Irving Penn is widely recognized as one of the 20th century’s greatest photographers. Vogue’s longest-standing contributor, Penn revolutionized fashion photography in the postwar era. The retrospective at the de Young Museum San Francisco traces his 70-year spanning career in 175 photographs—from early documentary scenes chronicling the Summer of Love to celebrity portraits, abstract nudes, and fashion studies.
The graphic identity and typographic concept were developed by Lizzie Baur and uses a custom unreleased variable version of Charlottenburg, which was created for the exhibition. A major through-line centers on theatricality and artifice. For the existential portrait series, Penn made a banal, temporary set in which he stuffed his subjects into a corner crevice, challenging them to grapple with physically occupying such an unusual space. Their bodies became almost sculptural as his sitters contort and utilize the space in radically different ways. To rearticulate the gesture typographically, Lizzie Baur imagined their bodies as letterforms. The width of the characters can be manually scaled, just like the portrayed adapt to their unfamiliar surroundings.
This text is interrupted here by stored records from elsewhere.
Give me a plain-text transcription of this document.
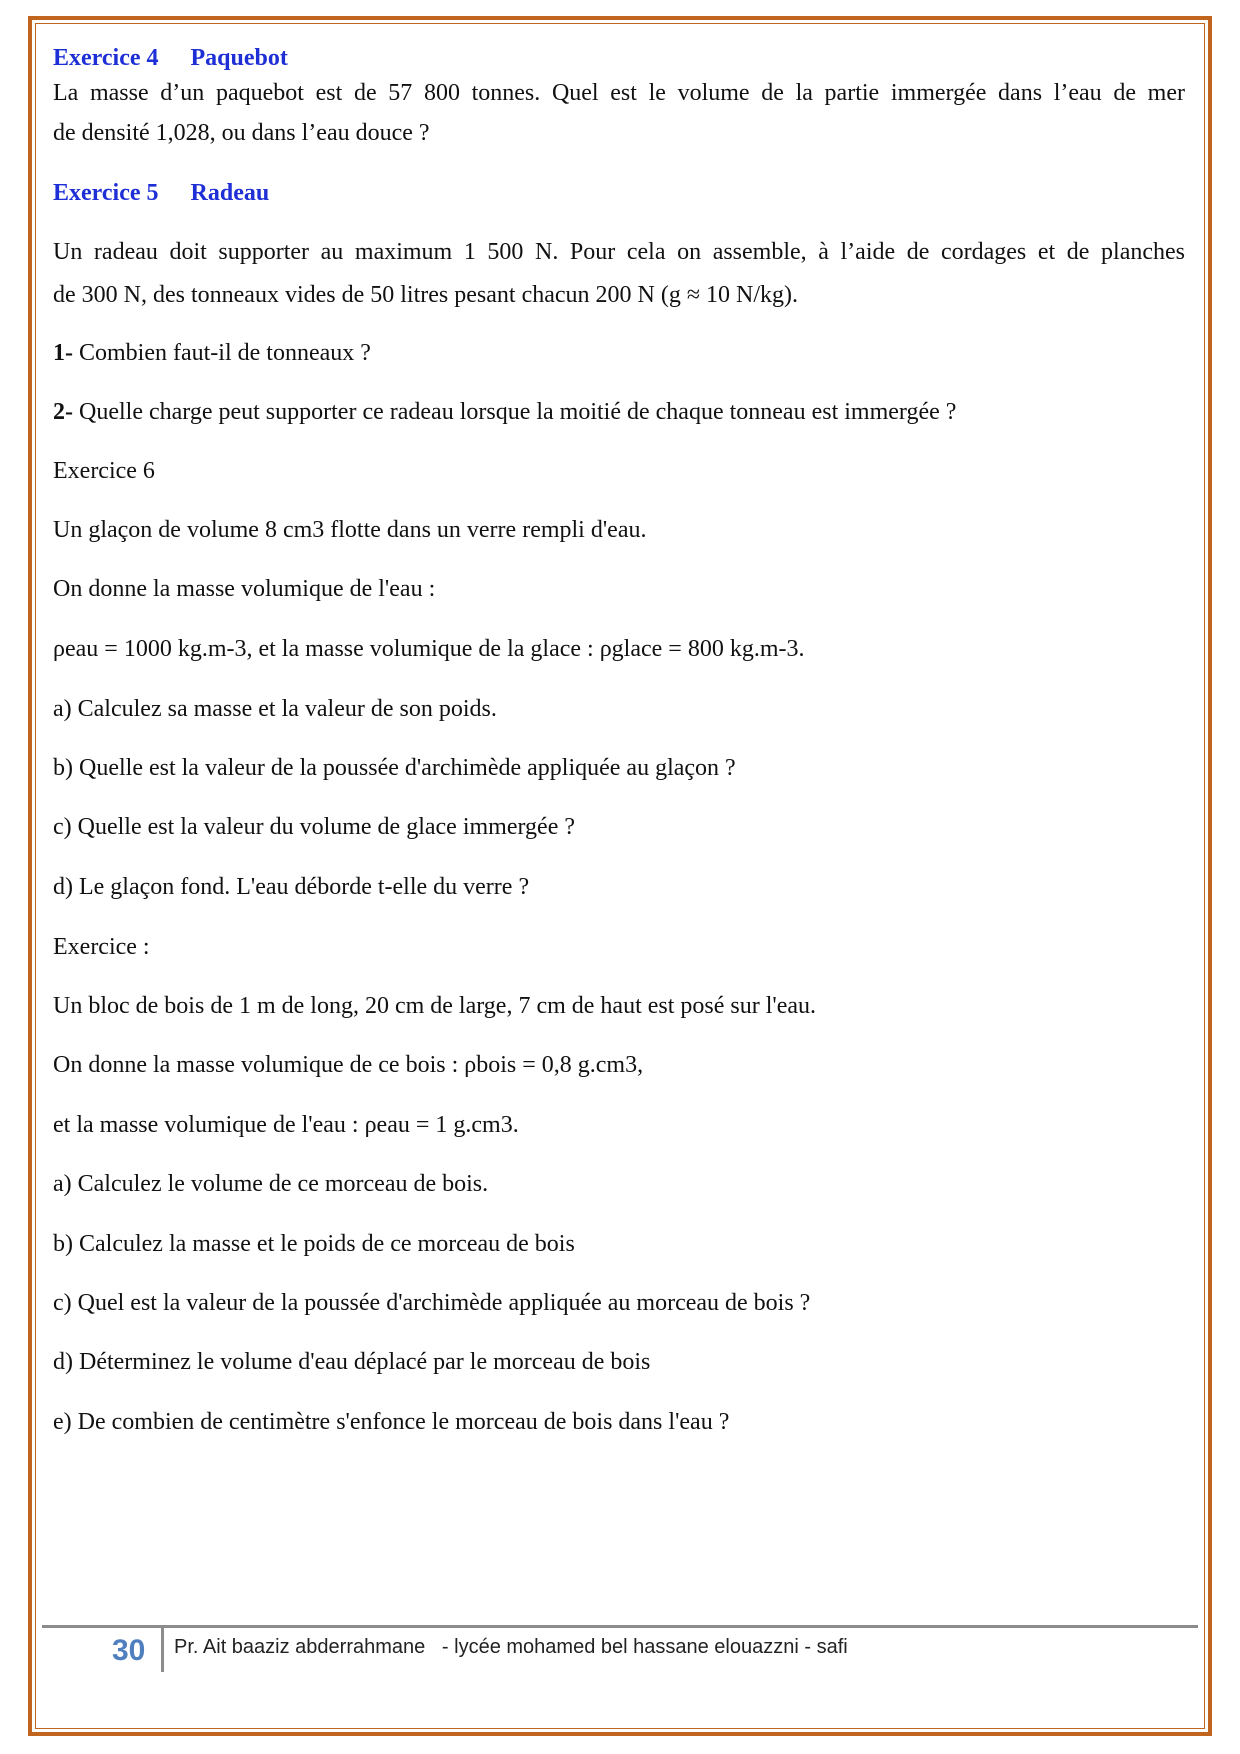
Exercice 4 Paquebot
La masse d’un paquebot est de 57 800 tonnes. Quel est le volume de la partie immergée dans l’eau de mer
de densité 1,028, ou dans l’eau douce ?
Exercice 5 Radeau
Un radeau doit supporter au maximum 1 500 N. Pour cela on assemble, à l’aide de cordages et de planches
de 300 N, des tonneaux vides de 50 litres pesant chacun 200 N (g ≈ 10 N/kg).
1- Combien faut-il de tonneaux ?
2- Quelle charge peut supporter ce radeau lorsque la moitié de chaque tonneau est immergée ?
Exercice 6
Un glaçon de volume 8 cm3 flotte dans un verre rempli d'eau.
On donne la masse volumique de l'eau :
ρeau = 1000 kg.m-3, et la masse volumique de la glace : ρglace = 800 kg.m-3.
a) Calculez sa masse et la valeur de son poids.
b) Quelle est la valeur de la poussée d'archimède appliquée au glaçon ?
c) Quelle est la valeur du volume de glace immergée ?
d) Le glaçon fond. L'eau déborde t-elle du verre ?
Exercice :
Un bloc de bois de 1 m de long, 20 cm de large, 7 cm de haut est posé sur l'eau.
On donne la masse volumique de ce bois : ρbois = 0,8 g.cm3,
et la masse volumique de l'eau : ρeau = 1 g.cm3.
a) Calculez le volume de ce morceau de bois.
b) Calculez la masse et le poids de ce morceau de bois
c) Quel est la valeur de la poussée d'archimède appliquée au morceau de bois ?
d) Déterminez le volume d'eau déplacé par le morceau de bois
e) De combien de centimètre s'enfonce le morceau de bois dans l'eau ?
30 Pr. Ait baaziz abderrahmane   - lycée mohamed bel hassane elouazzni - safi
The variable font is also employed in motion graphics, which nicely contrasts with the all-analog title wall leading to the exhibition. The wall was painted by hand by the San Francisco-based sign painting studio New Bohemia Signs and took over three days to complete.
ITC Garamond supports the expressive typography and large-scale display arrangements in the more toned-down, classical communication elements.